LONDON, ENGLAND - APRIL 04: Prince Charles, Prince of Wales addresses the audience prior to the "Our Planet" global premiere at Natural History Museum on April 4, 2019 in London, England. (Photo by John Sibley - WPA Pool/Getty Images)

LONDON — A new eight-part Netflix series chronicling life on Earth and the threat posed by climate change has received a royal sendoff at London’s Natural History Museum.

Prince Charles lauded the “Our Planet” series and its narrator David Attenborough at the world premiere Thursday night. He was joined by sons Prince William and Prince Harry.

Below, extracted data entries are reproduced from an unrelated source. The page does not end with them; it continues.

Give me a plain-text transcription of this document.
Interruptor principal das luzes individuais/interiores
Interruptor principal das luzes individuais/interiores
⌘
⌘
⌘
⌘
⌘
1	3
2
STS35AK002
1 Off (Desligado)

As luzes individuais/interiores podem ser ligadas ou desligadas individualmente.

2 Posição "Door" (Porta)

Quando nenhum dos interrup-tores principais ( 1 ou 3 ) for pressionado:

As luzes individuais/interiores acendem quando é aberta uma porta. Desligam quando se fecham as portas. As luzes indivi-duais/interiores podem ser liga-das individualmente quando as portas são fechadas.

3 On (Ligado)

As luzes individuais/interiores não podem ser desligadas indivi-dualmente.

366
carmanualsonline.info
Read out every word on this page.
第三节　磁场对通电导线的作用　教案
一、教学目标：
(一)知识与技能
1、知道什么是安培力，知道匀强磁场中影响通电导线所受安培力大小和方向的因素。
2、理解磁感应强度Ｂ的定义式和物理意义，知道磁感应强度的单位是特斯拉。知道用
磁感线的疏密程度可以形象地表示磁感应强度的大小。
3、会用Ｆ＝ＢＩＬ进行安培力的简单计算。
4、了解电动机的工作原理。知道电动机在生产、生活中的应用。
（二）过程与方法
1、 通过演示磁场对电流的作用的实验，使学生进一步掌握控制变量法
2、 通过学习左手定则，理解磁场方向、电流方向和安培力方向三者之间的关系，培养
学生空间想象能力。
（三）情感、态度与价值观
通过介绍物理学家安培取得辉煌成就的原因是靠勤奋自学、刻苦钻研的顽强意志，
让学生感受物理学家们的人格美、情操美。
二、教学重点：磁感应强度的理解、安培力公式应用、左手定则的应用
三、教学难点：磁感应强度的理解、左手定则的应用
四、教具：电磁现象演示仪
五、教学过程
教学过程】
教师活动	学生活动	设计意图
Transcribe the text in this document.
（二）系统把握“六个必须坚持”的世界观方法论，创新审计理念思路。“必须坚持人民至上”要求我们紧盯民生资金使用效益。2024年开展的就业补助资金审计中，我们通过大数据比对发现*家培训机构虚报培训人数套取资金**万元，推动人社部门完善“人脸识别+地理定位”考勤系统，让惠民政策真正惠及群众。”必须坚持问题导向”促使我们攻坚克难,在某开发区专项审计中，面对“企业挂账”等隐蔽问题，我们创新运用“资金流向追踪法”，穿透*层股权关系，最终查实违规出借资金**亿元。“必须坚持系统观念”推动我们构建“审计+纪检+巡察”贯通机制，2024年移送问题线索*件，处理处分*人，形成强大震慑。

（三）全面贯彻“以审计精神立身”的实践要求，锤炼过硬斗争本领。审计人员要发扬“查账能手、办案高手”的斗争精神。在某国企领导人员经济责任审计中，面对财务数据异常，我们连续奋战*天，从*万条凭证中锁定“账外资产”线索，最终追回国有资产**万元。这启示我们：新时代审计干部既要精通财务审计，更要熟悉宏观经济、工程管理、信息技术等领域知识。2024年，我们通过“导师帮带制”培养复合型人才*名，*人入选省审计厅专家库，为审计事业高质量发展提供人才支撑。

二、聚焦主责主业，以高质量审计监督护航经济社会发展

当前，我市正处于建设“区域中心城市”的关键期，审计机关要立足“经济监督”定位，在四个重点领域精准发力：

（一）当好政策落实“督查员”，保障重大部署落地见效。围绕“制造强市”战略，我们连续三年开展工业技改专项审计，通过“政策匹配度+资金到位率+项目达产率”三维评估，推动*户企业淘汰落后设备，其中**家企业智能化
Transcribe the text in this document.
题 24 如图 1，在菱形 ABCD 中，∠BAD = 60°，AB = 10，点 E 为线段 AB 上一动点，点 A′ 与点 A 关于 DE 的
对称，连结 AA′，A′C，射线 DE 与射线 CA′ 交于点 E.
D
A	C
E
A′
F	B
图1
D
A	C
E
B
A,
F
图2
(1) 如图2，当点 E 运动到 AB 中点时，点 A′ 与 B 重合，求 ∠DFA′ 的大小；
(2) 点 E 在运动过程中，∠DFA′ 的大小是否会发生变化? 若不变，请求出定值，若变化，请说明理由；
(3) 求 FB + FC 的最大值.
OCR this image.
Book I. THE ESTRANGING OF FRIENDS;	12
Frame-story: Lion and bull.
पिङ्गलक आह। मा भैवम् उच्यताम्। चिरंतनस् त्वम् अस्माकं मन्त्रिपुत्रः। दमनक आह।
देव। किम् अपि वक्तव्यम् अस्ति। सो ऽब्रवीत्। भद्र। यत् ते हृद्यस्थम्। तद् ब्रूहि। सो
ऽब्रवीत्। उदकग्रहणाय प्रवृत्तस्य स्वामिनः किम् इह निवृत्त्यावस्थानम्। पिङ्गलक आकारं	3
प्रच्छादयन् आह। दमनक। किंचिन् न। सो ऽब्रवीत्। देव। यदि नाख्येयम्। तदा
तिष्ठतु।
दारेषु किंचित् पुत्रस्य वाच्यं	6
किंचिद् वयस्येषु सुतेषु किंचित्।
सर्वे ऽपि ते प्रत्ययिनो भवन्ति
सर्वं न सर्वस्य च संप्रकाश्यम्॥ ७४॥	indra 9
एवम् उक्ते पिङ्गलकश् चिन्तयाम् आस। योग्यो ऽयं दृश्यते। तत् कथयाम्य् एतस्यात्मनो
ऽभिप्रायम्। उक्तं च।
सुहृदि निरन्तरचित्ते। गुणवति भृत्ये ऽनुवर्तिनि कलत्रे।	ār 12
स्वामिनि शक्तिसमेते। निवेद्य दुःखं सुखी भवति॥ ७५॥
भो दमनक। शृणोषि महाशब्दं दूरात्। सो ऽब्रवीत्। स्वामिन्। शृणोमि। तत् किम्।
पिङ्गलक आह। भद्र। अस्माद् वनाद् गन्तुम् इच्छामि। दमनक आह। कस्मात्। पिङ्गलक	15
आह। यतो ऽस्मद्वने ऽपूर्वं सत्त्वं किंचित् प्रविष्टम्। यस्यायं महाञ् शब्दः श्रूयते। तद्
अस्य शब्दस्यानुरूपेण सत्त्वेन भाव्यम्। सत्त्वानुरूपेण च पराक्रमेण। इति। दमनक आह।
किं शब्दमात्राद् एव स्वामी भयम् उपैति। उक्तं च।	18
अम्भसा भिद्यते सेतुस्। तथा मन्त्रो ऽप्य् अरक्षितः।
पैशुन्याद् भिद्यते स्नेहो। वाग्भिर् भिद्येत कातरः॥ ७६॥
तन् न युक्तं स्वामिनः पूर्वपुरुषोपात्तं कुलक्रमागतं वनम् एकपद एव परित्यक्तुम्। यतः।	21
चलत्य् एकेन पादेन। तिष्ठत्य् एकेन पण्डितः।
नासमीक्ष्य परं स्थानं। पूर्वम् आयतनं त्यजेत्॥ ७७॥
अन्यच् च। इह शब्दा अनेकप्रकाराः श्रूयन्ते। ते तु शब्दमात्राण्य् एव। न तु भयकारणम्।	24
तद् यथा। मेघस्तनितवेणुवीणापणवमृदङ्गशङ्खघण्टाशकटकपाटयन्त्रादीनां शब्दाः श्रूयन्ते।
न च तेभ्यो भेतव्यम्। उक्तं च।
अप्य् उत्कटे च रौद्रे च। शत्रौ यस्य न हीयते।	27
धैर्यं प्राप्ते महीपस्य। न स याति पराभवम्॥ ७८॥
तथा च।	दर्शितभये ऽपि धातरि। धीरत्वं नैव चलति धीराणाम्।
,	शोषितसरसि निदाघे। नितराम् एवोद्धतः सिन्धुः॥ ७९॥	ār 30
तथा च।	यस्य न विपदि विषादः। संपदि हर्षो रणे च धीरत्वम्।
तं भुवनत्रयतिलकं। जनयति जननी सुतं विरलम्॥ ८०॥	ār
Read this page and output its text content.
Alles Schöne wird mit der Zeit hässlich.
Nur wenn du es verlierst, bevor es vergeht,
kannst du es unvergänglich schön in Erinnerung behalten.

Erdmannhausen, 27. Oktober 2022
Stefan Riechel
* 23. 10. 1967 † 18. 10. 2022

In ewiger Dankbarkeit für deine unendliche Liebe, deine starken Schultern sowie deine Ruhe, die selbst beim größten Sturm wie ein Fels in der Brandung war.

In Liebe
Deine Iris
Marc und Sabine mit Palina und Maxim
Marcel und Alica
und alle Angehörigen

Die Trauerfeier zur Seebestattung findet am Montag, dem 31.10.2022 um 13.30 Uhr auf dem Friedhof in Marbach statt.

Charles praised Attenborough, 92, for helping to “lift the veil of ignorance from our eyes about the intricate and integrated beauty of our home.”

He also said he is proud of his sons William and Harry for sharing his passion for working to restore “the balance of nature,” joking that he thought they had been ignoring him when he told them about the importance of the natural world but found out when they reached adulthood that they had actually been listening.

Britain’s Prince Harry, Duke of Sussex (L), Britain’s Prince William, Duke of Cambridge (3rd L), Britain’s Prince Charles, Prince of Wales (2nd R) and British naturalist, documentary maker and broadcaster David Attenborough (R) take their seats for the Global Premiere of “Our Planet” in London on April 4, 2019. (Photo by John SIBLEY / POOL / AFP) (Photo credit should read JOHN SIBLEY/AFP/Getty Images)

The ambitious Netflix series, produced in conjunction with the World Wildlife Federation and Silverback Films, was four years in the making and involved 600 crew members filming in 50 countries and on each continent.

The first segment featured astonishing footage detailing the variety of the world’s wildlife and chronicling the sound and fury as 75 million tons of glacial ice collapsed into the sea off Greenland.

Introducing the series, Attenborough cited Charles Darwin’s warnings that “we break nature’s connections at our peril.”

On a more positive note, the longtime TV broadcaster — who was speaking directly beneath the museum’s celebrated skeleton of a blue whale — said the population of many types of whales are recovering after prolonged periods of decline.

“What we did to save the whales we must do for all of nature,” Attenborough said.